問題
問26
表はA社の貸借対照表である。A社の自己資本比率は何%か。

- 30
- 54
- 70
- 90
[出典:ITパスポート試験 令和8年度 問26]
正解
正解は「ア」です。
解説
正解は「ア」です。自己資本比率とは、会社の総資産(すべての財産)のうち、返済する必要のない「自己資本(純資産)」が占める割合を示す指標です。計算式は「(自己資本 ÷ 総資産)× 100」で求められます。まず、分母となる「総資産」を計算します。表の左側(資産の部)の合計、または右側(負債の部+純資産の部)の合計から算出でき、本問では 730 + 270 = 1,000(百万円)となります。
次に、分子となる「自己資本」を確認します。

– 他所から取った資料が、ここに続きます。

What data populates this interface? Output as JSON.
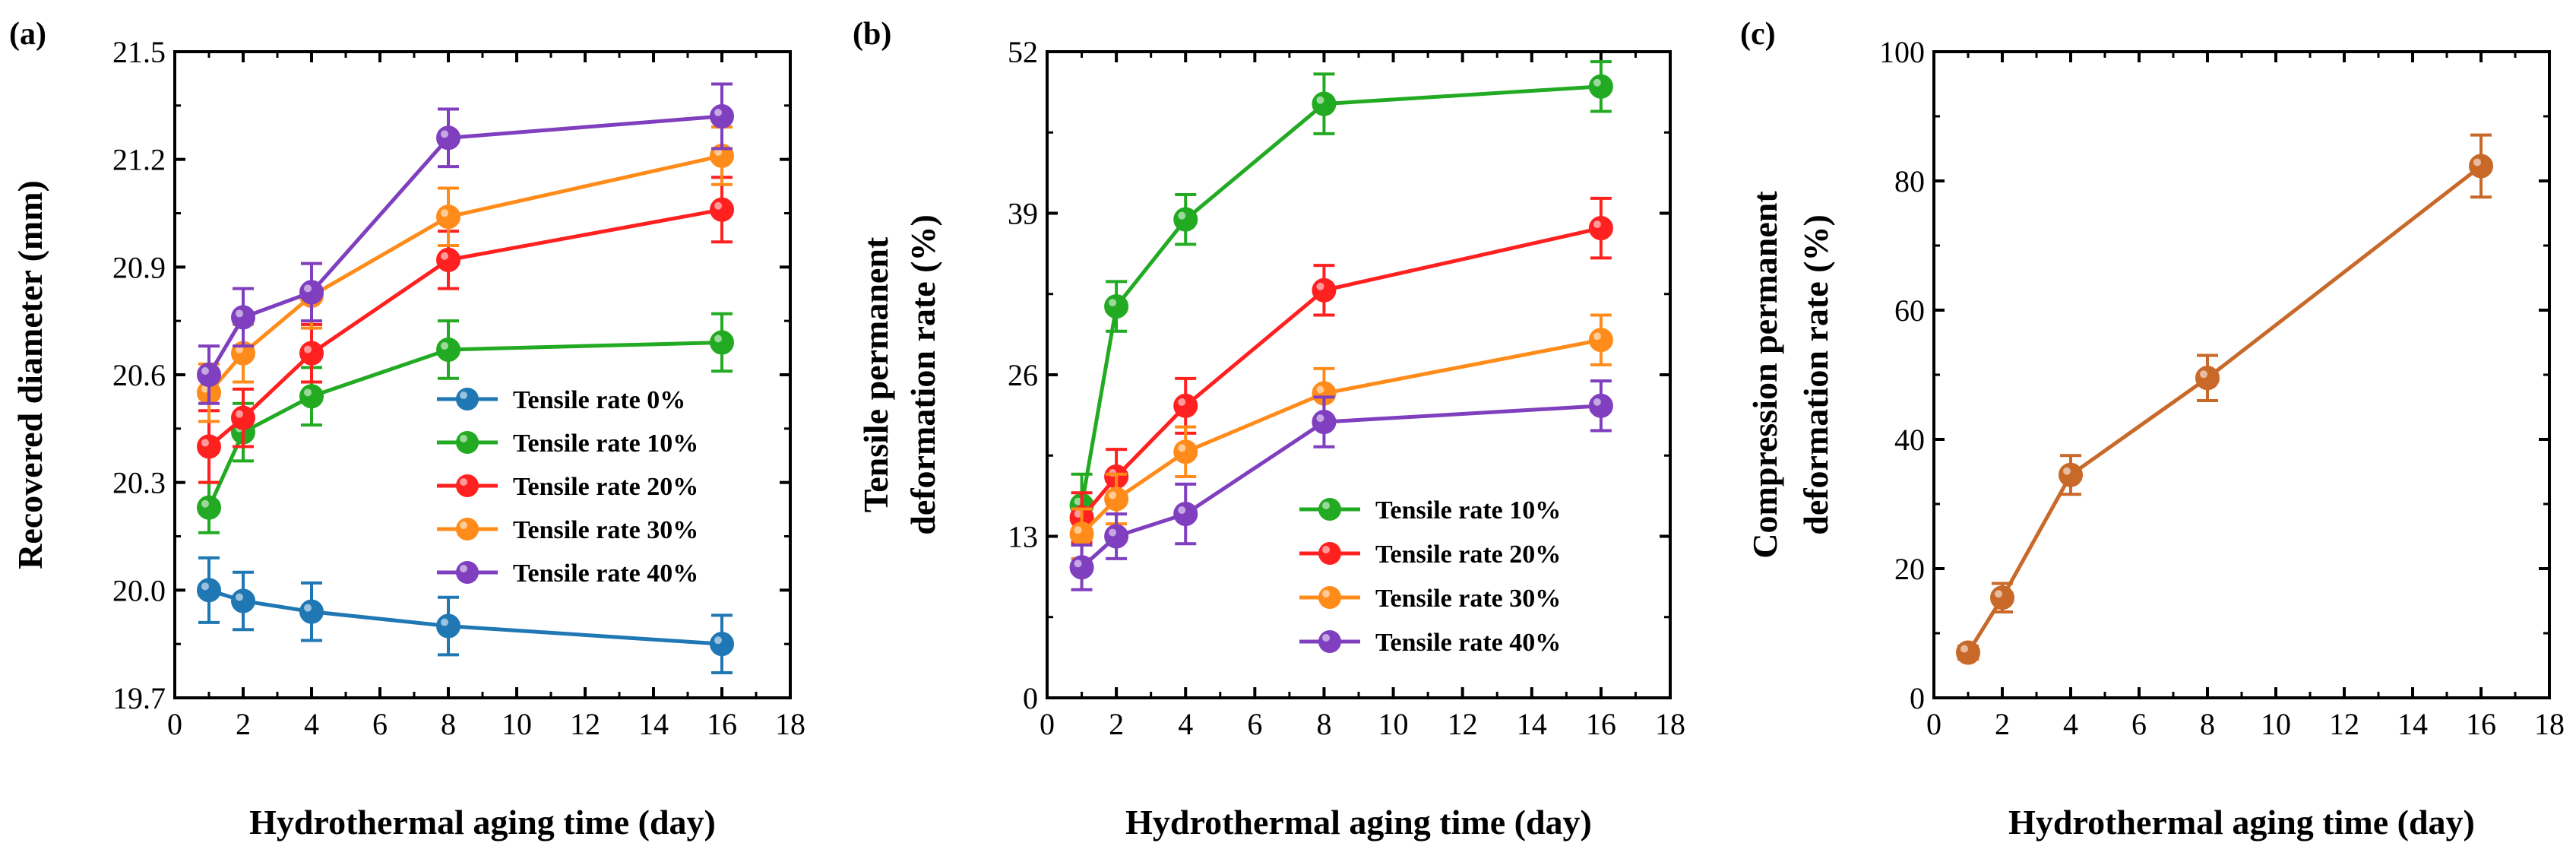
{
  "colors": {
    "tr0": "#1f77b4",
    "tr10": "#22aa22",
    "tr20": "#ff2020",
    "tr30": "#ff8c1a",
    "tr40": "#7f3fbf",
    "compression": "#c8692a"
  },
  "chart_data": [
    {
      "panel_label": "(a)",
      "type": "line",
      "title": "",
      "xlabel": "Hydrothermal aging time (day)",
      "ylabel": "Recovered diameter (mm)",
      "xlim": [
        0,
        18
      ],
      "ylim": [
        19.7,
        21.5
      ],
      "xticks": [
        0,
        2,
        4,
        6,
        8,
        10,
        12,
        14,
        16,
        18
      ],
      "yticks": [
        19.7,
        20.0,
        20.3,
        20.6,
        20.9,
        21.2,
        21.5
      ],
      "ytick_labels": [
        "19.7",
        "20.0",
        "20.3",
        "20.6",
        "20.9",
        "21.2",
        "21.5"
      ],
      "legend_position": "middle-right",
      "series": [
        {
          "name": "Tensile rate 0%",
          "color_key": "tr0",
          "x": [
            1,
            2,
            4,
            8,
            16
          ],
          "y": [
            20.0,
            19.97,
            19.94,
            19.9,
            19.85
          ],
          "err": [
            0.09,
            0.08,
            0.08,
            0.08,
            0.08
          ]
        },
        {
          "name": "Tensile rate 10%",
          "color_key": "tr10",
          "x": [
            1,
            2,
            4,
            8,
            16
          ],
          "y": [
            20.23,
            20.44,
            20.54,
            20.67,
            20.69
          ],
          "err": [
            0.07,
            0.08,
            0.08,
            0.08,
            0.08
          ]
        },
        {
          "name": "Tensile rate 20%",
          "color_key": "tr20",
          "x": [
            1,
            2,
            4,
            8,
            16
          ],
          "y": [
            20.4,
            20.48,
            20.66,
            20.92,
            21.06
          ],
          "err": [
            0.1,
            0.08,
            0.08,
            0.08,
            0.09
          ]
        },
        {
          "name": "Tensile rate 30%",
          "color_key": "tr30",
          "x": [
            1,
            2,
            4,
            8,
            16
          ],
          "y": [
            20.55,
            20.66,
            20.82,
            21.04,
            21.21
          ],
          "err": [
            0.08,
            0.08,
            0.09,
            0.08,
            0.08
          ]
        },
        {
          "name": "Tensile rate 40%",
          "color_key": "tr40",
          "x": [
            1,
            2,
            4,
            8,
            16
          ],
          "y": [
            20.6,
            20.76,
            20.83,
            21.26,
            21.32
          ],
          "err": [
            0.08,
            0.08,
            0.08,
            0.08,
            0.09
          ]
        }
      ]
    },
    {
      "panel_label": "(b)",
      "type": "line",
      "title": "",
      "xlabel": "Hydrothermal aging time (day)",
      "ylabel": "Tensile permanent deformation rate (%)",
      "ylabel_lines": [
        "Tensile permanent",
        "deformation rate (%)"
      ],
      "xlim": [
        0,
        18
      ],
      "ylim": [
        0,
        52
      ],
      "xticks": [
        0,
        2,
        4,
        6,
        8,
        10,
        12,
        14,
        16,
        18
      ],
      "yticks": [
        0,
        13,
        26,
        39,
        52
      ],
      "ytick_labels": [
        "0",
        "13",
        "26",
        "39",
        "52"
      ],
      "legend_position": "lower-right",
      "series": [
        {
          "name": "Tensile rate 10%",
          "color_key": "tr10",
          "x": [
            1,
            2,
            4,
            8,
            16
          ],
          "y": [
            15.5,
            31.5,
            38.5,
            47.8,
            49.2
          ],
          "err": [
            2.5,
            2.0,
            2.0,
            2.4,
            2.0
          ]
        },
        {
          "name": "Tensile rate 20%",
          "color_key": "tr20",
          "x": [
            1,
            2,
            4,
            8,
            16
          ],
          "y": [
            14.5,
            17.8,
            23.5,
            32.8,
            37.8
          ],
          "err": [
            2.0,
            2.2,
            2.2,
            2.0,
            2.4
          ]
        },
        {
          "name": "Tensile rate 30%",
          "color_key": "tr30",
          "x": [
            1,
            2,
            4,
            8,
            16
          ],
          "y": [
            13.2,
            16.0,
            19.8,
            24.5,
            28.8
          ],
          "err": [
            2.0,
            2.0,
            2.0,
            2.0,
            2.0
          ]
        },
        {
          "name": "Tensile rate 40%",
          "color_key": "tr40",
          "x": [
            1,
            2,
            4,
            8,
            16
          ],
          "y": [
            10.5,
            13.0,
            14.8,
            22.2,
            23.5
          ],
          "err": [
            1.8,
            1.8,
            2.4,
            2.0,
            2.0
          ]
        }
      ]
    },
    {
      "panel_label": "(c)",
      "type": "line",
      "title": "",
      "xlabel": "Hydrothermal aging time (day)",
      "ylabel": "Compression permanent deformation rate (%)",
      "ylabel_lines": [
        "Compression permanent",
        "deformation rate (%)"
      ],
      "xlim": [
        0,
        18
      ],
      "ylim": [
        0,
        100
      ],
      "xticks": [
        0,
        2,
        4,
        6,
        8,
        10,
        12,
        14,
        16,
        18
      ],
      "yticks": [
        0,
        20,
        40,
        60,
        80,
        100
      ],
      "ytick_labels": [
        "0",
        "20",
        "40",
        "60",
        "80",
        "100"
      ],
      "legend_position": "none",
      "series": [
        {
          "name": "Compression",
          "color_key": "compression",
          "x": [
            1,
            2,
            4,
            8,
            16
          ],
          "y": [
            7.0,
            15.5,
            34.5,
            49.5,
            82.3
          ],
          "err": [
            1.0,
            2.2,
            3.0,
            3.5,
            4.8
          ]
        }
      ]
    }
  ]
}
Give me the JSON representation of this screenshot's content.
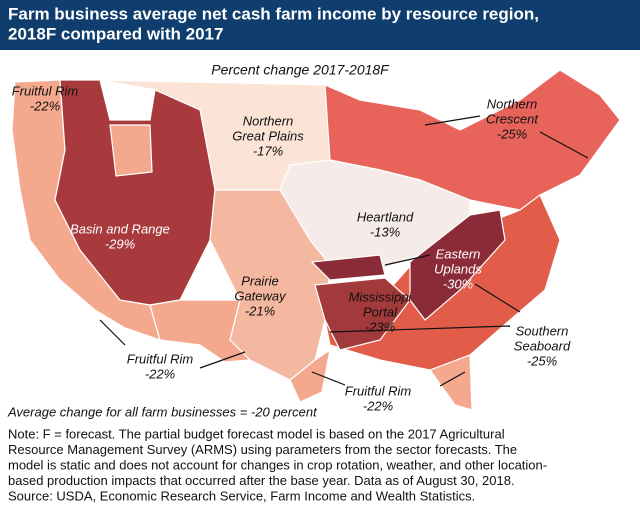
{
  "header": {
    "title_lines": [
      "Farm business average net cash farm income by resource region,",
      "2018F compared with 2017"
    ]
  },
  "map": {
    "subtitle": "Percent change 2017-2018F",
    "regions": [
      {
        "lines": [
          "Fruitful Rim"
        ],
        "change": "-22%"
      },
      {
        "lines": [
          "Northern",
          "Great Plains"
        ],
        "change": "-17%"
      },
      {
        "lines": [
          "Northern",
          "Crescent"
        ],
        "change": "-25%"
      },
      {
        "lines": [
          "Basin and Range"
        ],
        "change": "-29%"
      },
      {
        "lines": [
          "Heartland"
        ],
        "change": "-13%"
      },
      {
        "lines": [
          "Prairie",
          "Gateway"
        ],
        "change": "-21%"
      },
      {
        "lines": [
          "Eastern",
          "Uplands"
        ],
        "change": "-30%"
      },
      {
        "lines": [
          "Mississippi",
          "Portal"
        ],
        "change": "-23%"
      },
      {
        "lines": [
          "Southern",
          "Seaboard"
        ],
        "change": "-25%"
      },
      {
        "lines": [
          "Fruitful Rim"
        ],
        "change": "-22%"
      },
      {
        "lines": [
          "Fruitful Rim"
        ],
        "change": "-22%"
      }
    ],
    "average_note": "Average change for all farm businesses = -20 percent"
  },
  "notes": [
    "Note: F = forecast. The partial budget forecast model is based on the 2017 Agricultural",
    "Resource Management Survey (ARMS) using parameters from the sector forecasts. The",
    "model is static and does not account for changes in crop rotation, weather, and other location-",
    "based production impacts that occurred after the base year. Data as of August 30, 2018.",
    "Source: USDA, Economic Research Service, Farm Income and Wealth Statistics."
  ]
}
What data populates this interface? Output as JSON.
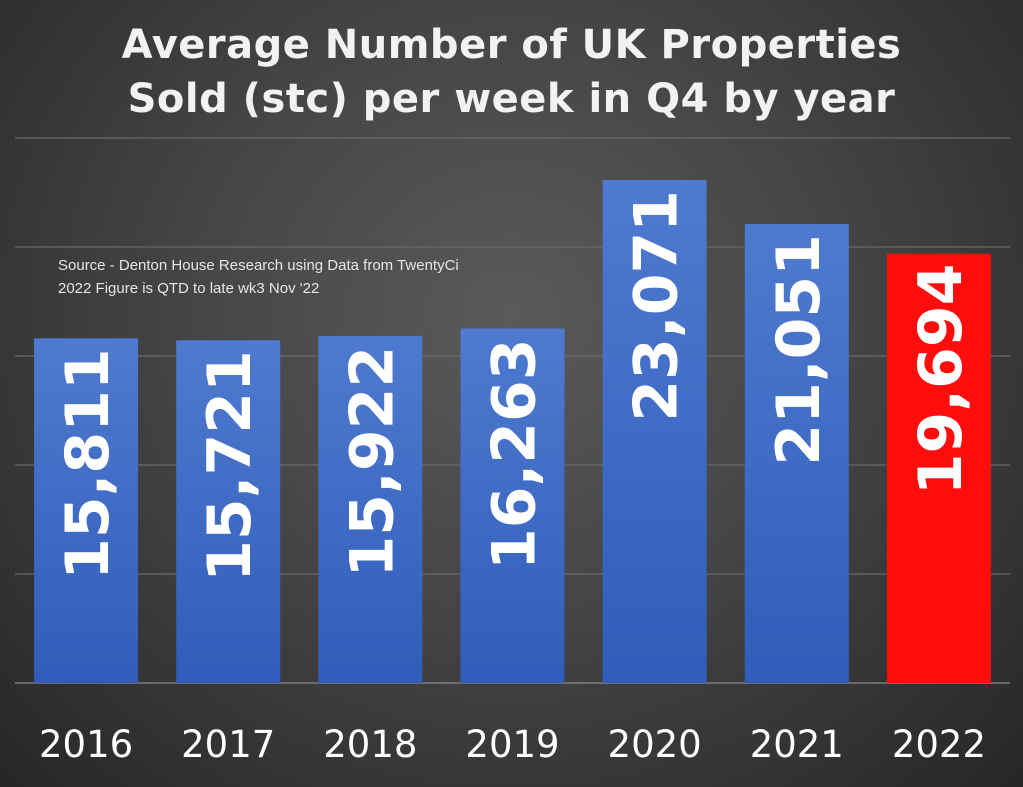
{
  "chart_data": {
    "type": "bar",
    "title": [
      "Average Number of UK Properties",
      "Sold (stc) per week in Q4 by year"
    ],
    "categories": [
      "2016",
      "2017",
      "2018",
      "2019",
      "2020",
      "2021",
      "2022"
    ],
    "values": [
      15811,
      15721,
      15922,
      16263,
      23071,
      21051,
      19694
    ],
    "value_labels": [
      "15,811",
      "15,721",
      "15,922",
      "16,263",
      "23,071",
      "21,051",
      "19,694"
    ],
    "bar_colors": [
      "#3a66c4",
      "#3a66c4",
      "#3a66c4",
      "#3a66c4",
      "#3a66c4",
      "#3a66c4",
      "#ff0d0d"
    ],
    "xlabel": "",
    "ylabel": "",
    "ylim": [
      0,
      25000
    ],
    "gridlines": [
      0,
      5000,
      10000,
      15000,
      20000,
      25000
    ],
    "grid": true,
    "annotations": [
      "Source - Denton House Research using Data from TwentyCi",
      "2022 Figure is QTD to late wk3 Nov '22"
    ]
  }
}
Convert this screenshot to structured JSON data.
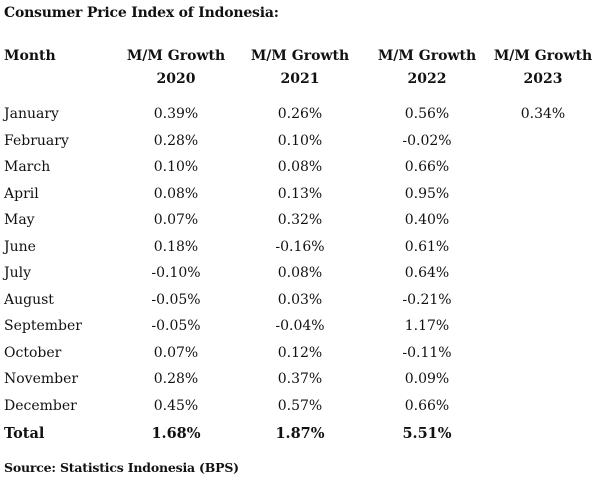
{
  "title": "Consumer Price Index of Indonesia:",
  "table": {
    "month_header": "Month",
    "columns": [
      {
        "label": "M/M Growth",
        "year": "2020"
      },
      {
        "label": "M/M Growth",
        "year": "2021"
      },
      {
        "label": "M/M Growth",
        "year": "2022"
      },
      {
        "label": "M/M Growth",
        "year": "2023"
      }
    ],
    "rows": [
      {
        "month": "January",
        "values": [
          "0.39%",
          "0.26%",
          "0.56%",
          "0.34%"
        ]
      },
      {
        "month": "February",
        "values": [
          "0.28%",
          "0.10%",
          "-0.02%",
          ""
        ]
      },
      {
        "month": "March",
        "values": [
          "0.10%",
          "0.08%",
          "0.66%",
          ""
        ]
      },
      {
        "month": "April",
        "values": [
          "0.08%",
          "0.13%",
          "0.95%",
          ""
        ]
      },
      {
        "month": "May",
        "values": [
          "0.07%",
          "0.32%",
          "0.40%",
          ""
        ]
      },
      {
        "month": "June",
        "values": [
          "0.18%",
          "-0.16%",
          "0.61%",
          ""
        ]
      },
      {
        "month": "July",
        "values": [
          "-0.10%",
          "0.08%",
          "0.64%",
          ""
        ]
      },
      {
        "month": "August",
        "values": [
          "-0.05%",
          "0.03%",
          "-0.21%",
          ""
        ]
      },
      {
        "month": "September",
        "values": [
          "-0.05%",
          "-0.04%",
          "1.17%",
          ""
        ]
      },
      {
        "month": "October",
        "values": [
          "0.07%",
          "0.12%",
          "-0.11%",
          ""
        ]
      },
      {
        "month": "November",
        "values": [
          "0.28%",
          "0.37%",
          "0.09%",
          ""
        ]
      },
      {
        "month": "December",
        "values": [
          "0.45%",
          "0.57%",
          "0.66%",
          ""
        ]
      }
    ],
    "total": {
      "label": "Total",
      "values": [
        "1.68%",
        "1.87%",
        "5.51%",
        ""
      ]
    }
  },
  "source": "Source: Statistics Indonesia (BPS)"
}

表の右下「純資産の部」にある資本金 300(百万円)がこれに当たります。これらを式に当てはめると、(300 ÷ 1,000)× 100 = 30% と導き出せます。
日常の例で例えると、1,000円の買い物をするときに、自分の貯金が300円で残りの700円を友達から借りた場合、自分の持ち金の割合は30%ということになります。この比率が高いほど、借金に頼らず自分のお金で健全に運営できていると判断されます。ITパスポート試験では頻出の計算問題ですので、表のどこを見るべきか確実にマスターしておきましょう。
イ(54):
この数値は、問題文に示された貸借対照表の各数値をどのように組み合わせても算出されない誤った数値です。
ウ(70):
これは負債合計(700)を総資産(1,000)で割った「負債比率」を求めた数値であり、自己資本の割合ではありません。
エ(90):
流動資産や固定資産、負債などの数値を混同して計算しても導き出される根拠がない無関係な数値です。
難易度
会計や財務の知識がない初学者にとっては、用語や表の見方に抵抗を感じるかもしれませんが、問われている内容は非常にシンプルな割り算です。「自己資本比率」の公式と、貸借対照表の右下が自己資本(純資産)を指すことさえ知っていれば、1分足らずで解くことができる得点源の問題と言えます。
用語補足
貸借対照表:
ある時点での企業の財政状態(資産・負債・純資産)をまとめた書類です。家計で言えば「現在の貯金額」「持ち家の価値」「住宅ローンの残り」を一覧表にしたようなものです。
自己資本(純資産):
株主から集めたお金や、会社がこれまで稼いだ利益の蓄積など、返す必要のないお金のことです。他人に頼らない「本当の自分名義の資産」を指します。
流動資産:
現金や預金、売掛金など、短期間(通常1年以内)に現金化できる資産のことです。お財布の中の現金や、すぐに引き出せる普通預金のようなイメージです。
固定負債:
社債や長期借入金など、返済期限が1年を超える負債のことです。個人でいうところの「数十年かけて返す住宅ローン」などの長期的な借金に相当します。
対策
この問題を攻略するポイントは、まず「自己資本比率 = 純資産 ÷ 総資産 × 100」という公式を暗記することです。また、貸借対照表は「左側の合計(資産)と右側の合計(負債+純資産)が必ず一致する」というルールを覚えておくと、表の読み取りミスを防げます。試験対策としては、類似の過去問で数値を抜き出す練習を繰り返し行いましょう。